Итак, они договорились — юный лейтенант императорской армии и человек в штатском из генерального штаба.
— Отлично, лейтенант, — сказал в заключение человек в штатском, — я вижу — из вас выйдет толк, я очень доволен вами. Вы будете моим крестником, лейтенант. И, кроме того, вы будете русским…
На следующий день, не простившись с товарищами, лейтенант выехал в маленький немецкий городок, чтобы продолжить там свое образование. Здесь находилась секретная школа, одна из многих специальных школ германской разведывательной службы.
Вслед за ним в школу прибыл опечатанный сургучом пакет с карточкой нового сотрудника. В ней говорилось коротко:
«Профиль — русский, профессия — землемер, пребывание — тридцать лет».

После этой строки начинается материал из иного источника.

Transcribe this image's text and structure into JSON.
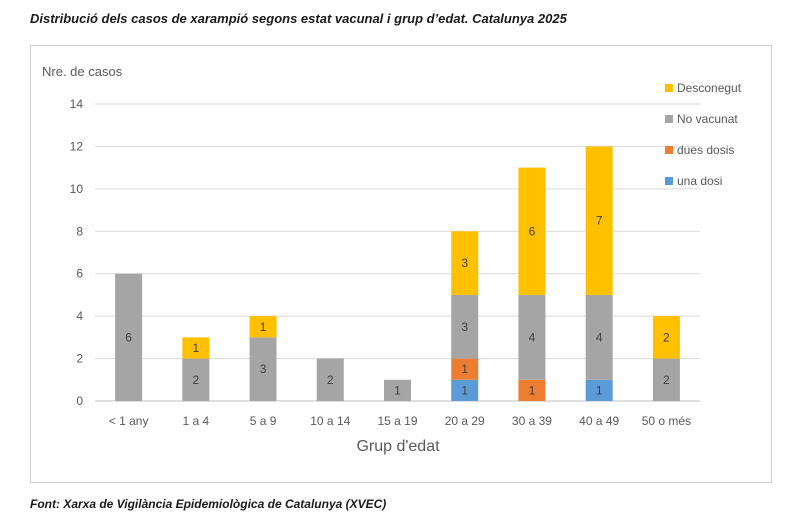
{
  "title": "Distribució dels casos de xarampió segons estat vacunal i grup d’edat. Catalunya 2025",
  "source": "Font: Xarxa de Vigilància Epidemiològica de Catalunya (XVEC)",
  "colors": {
    "una dosi": "#5b9bd5",
    "dues dosis": "#ed7d31",
    "No vacunat": "#a5a5a5",
    "Desconegut": "#ffc000"
  },
  "chart_data": {
    "type": "bar",
    "stacked": true,
    "title": "",
    "xlabel": "Grup d'edat",
    "ylabel": "Nre. de casos",
    "ylim": [
      0,
      14
    ],
    "yticks": [
      0,
      2,
      4,
      6,
      8,
      10,
      12,
      14
    ],
    "grid": true,
    "legend_position": "top-right",
    "categories": [
      "< 1 any",
      "1 a 4",
      "5 a 9",
      "10 a 14",
      "15 a 19",
      "20 a 29",
      "30 a 39",
      "40 a 49",
      "50 o més"
    ],
    "series": [
      {
        "name": "una dosi",
        "values": [
          0,
          0,
          0,
          0,
          0,
          1,
          0,
          1,
          0
        ]
      },
      {
        "name": "dues dosis",
        "values": [
          0,
          0,
          0,
          0,
          0,
          1,
          1,
          0,
          0
        ]
      },
      {
        "name": "No vacunat",
        "values": [
          6,
          2,
          3,
          2,
          1,
          3,
          4,
          4,
          2
        ]
      },
      {
        "name": "Desconegut",
        "values": [
          0,
          1,
          1,
          0,
          0,
          3,
          6,
          7,
          2
        ]
      }
    ],
    "legend_order": [
      "Desconegut",
      "No vacunat",
      "dues dosis",
      "una dosi"
    ]
  }
}
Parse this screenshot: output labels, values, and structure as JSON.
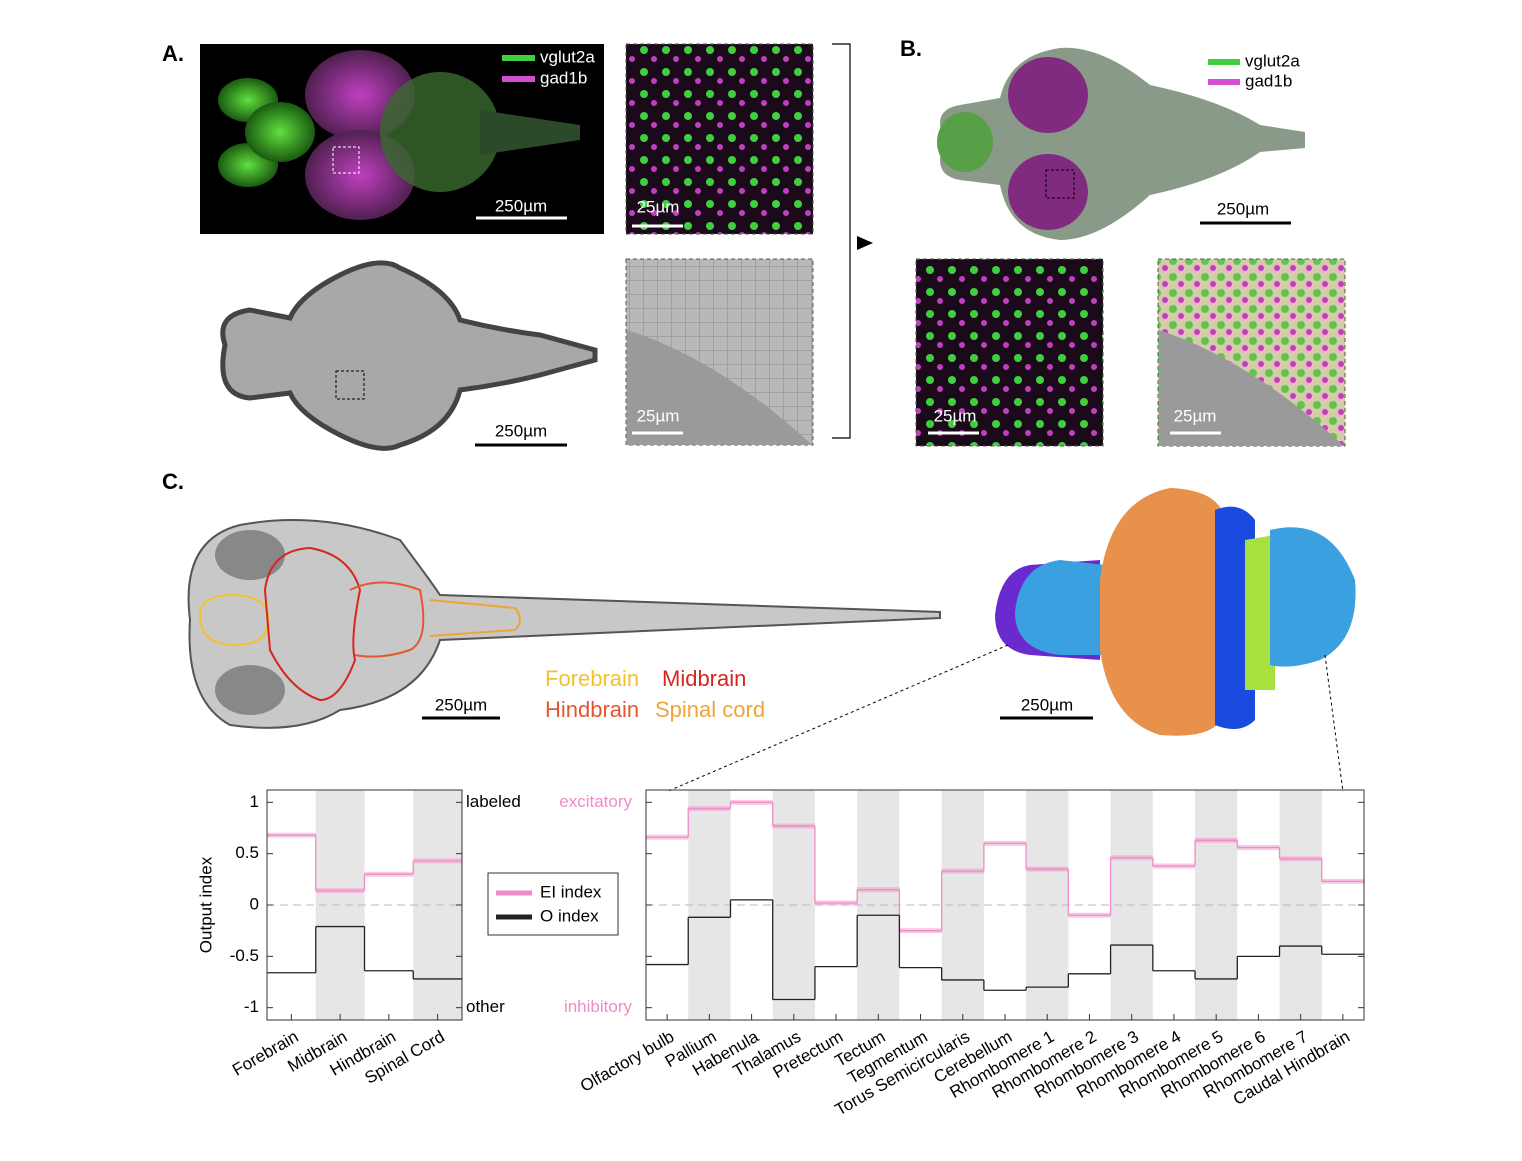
{
  "panel_labels": [
    "A.",
    "B.",
    "C."
  ],
  "panel_a": {
    "legend": [
      "vglut2a",
      "gad1b"
    ],
    "scale_bars": [
      "250µm",
      "25µm",
      "250µm",
      "25µm"
    ]
  },
  "panel_b": {
    "legend": [
      "vglut2a",
      "gad1b"
    ],
    "scale_bars": [
      "250µm",
      "25µm",
      "25µm"
    ]
  },
  "panel_c": {
    "regions": [
      {
        "label": "Forebrain",
        "color": "#f2c12e"
      },
      {
        "label": "Midbrain",
        "color": "#d7261e"
      },
      {
        "label": "Hindbrain",
        "color": "#e4572e"
      },
      {
        "label": "Spinal cord",
        "color": "#f0a33a"
      }
    ],
    "scale_bars": [
      "250µm",
      "250µm"
    ]
  },
  "chart_data": [
    {
      "type": "step",
      "ylabel": "Output index",
      "categories": [
        "Forebrain",
        "Midbrain",
        "Hindbrain",
        "Spinal Cord"
      ],
      "series": [
        {
          "name": "EI index",
          "color": "#f08cc8",
          "values": [
            0.68,
            0.14,
            0.3,
            0.43
          ]
        },
        {
          "name": "O index",
          "color": "#222222",
          "values": [
            -0.66,
            -0.21,
            -0.64,
            -0.72
          ]
        }
      ],
      "ylim": [
        -1.12,
        1.12
      ],
      "yticks": [
        -1,
        -0.5,
        0,
        0.5,
        1
      ],
      "y2_annotations": [
        {
          "value": 1,
          "label": "labeled"
        },
        {
          "value": -1,
          "label": "other"
        }
      ],
      "zero_line": true,
      "shade_alternate": true
    },
    {
      "type": "step",
      "categories": [
        "Olfactory bulb",
        "Pallium",
        "Habenula",
        "Thalamus",
        "Pretectum",
        "Tectum",
        "Tegmentum",
        "Torus Semicircularis",
        "Cerebellum",
        "Rhombomere 1",
        "Rhombomere 2",
        "Rhombomere 3",
        "Rhombomere 4",
        "Rhombomere 5",
        "Rhombomere 6",
        "Rhombomere 7",
        "Caudal Hindbrain"
      ],
      "series": [
        {
          "color": "#f08cc8",
          "values": [
            0.66,
            0.94,
            1.0,
            0.77,
            0.02,
            0.15,
            -0.25,
            0.33,
            0.6,
            0.35,
            -0.1,
            0.46,
            0.38,
            0.63,
            0.56,
            0.45,
            0.23
          ]
        },
        {
          "color": "#222222",
          "values": [
            -0.58,
            -0.12,
            0.05,
            -0.92,
            -0.6,
            -0.1,
            -0.61,
            -0.73,
            -0.83,
            -0.8,
            -0.67,
            -0.39,
            -0.64,
            -0.72,
            -0.5,
            -0.4,
            -0.48
          ]
        }
      ],
      "ylim": [
        -1.12,
        1.12
      ],
      "yticks": [
        -1,
        -0.5,
        0,
        0.5,
        1
      ],
      "y_annotations": [
        {
          "value": 1,
          "label": "excitatory"
        },
        {
          "value": -1,
          "label": "inhibitory"
        }
      ],
      "annotation_color": "#f08cc8",
      "zero_line": true,
      "shade_alternate": true
    }
  ]
}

В той же карточке упоминались новые имя, отчество и фамилия, надолго, на тридцать минимум лет, обретенные будущим русским землемером:
М-р Адам Иванович.
Через два года Адам Иванович закончил образование и уехал в Петербург. Сначала ему предложили остаться там. «Крестного отца» интересовали Гатчинская авиационная школа и слухи о каком-то необыкновенном самолете, над конструкцией которого работал тогда Сикорский.
Действительно, несколько позже, уже во время войны, в России родился первый в мире многомоторный самолет, получивший название «Илья Муромец». По тем временам это был самолет фантастических размеров и грузоподъемности. Адам Иванович специально поселился в Гатчине, завел знакомство с персоналом авиационной школы и многими офицерами. В конце концов он собрал кое-какие сведения, но раздобыть чертежи самолета не смог: Сикорский был осторожен и неподкупен. Офицеры Гатчинской школы вели себя менее осторожно, охотно пьянствовали с веселым землемером, но сами знали очень мало.
Потом изготовление самолетов «Илья Муромец» взял на себя Русско-Балтийский завод. Адам Иваныч переехал из Гатчины в Петербург и поступил на этот завод слесарем. Ему удалось собрать сведения о сроках изготовления и количестве выпускаемых самолетов. «Крестный отец» уведомил, что доволен его работой.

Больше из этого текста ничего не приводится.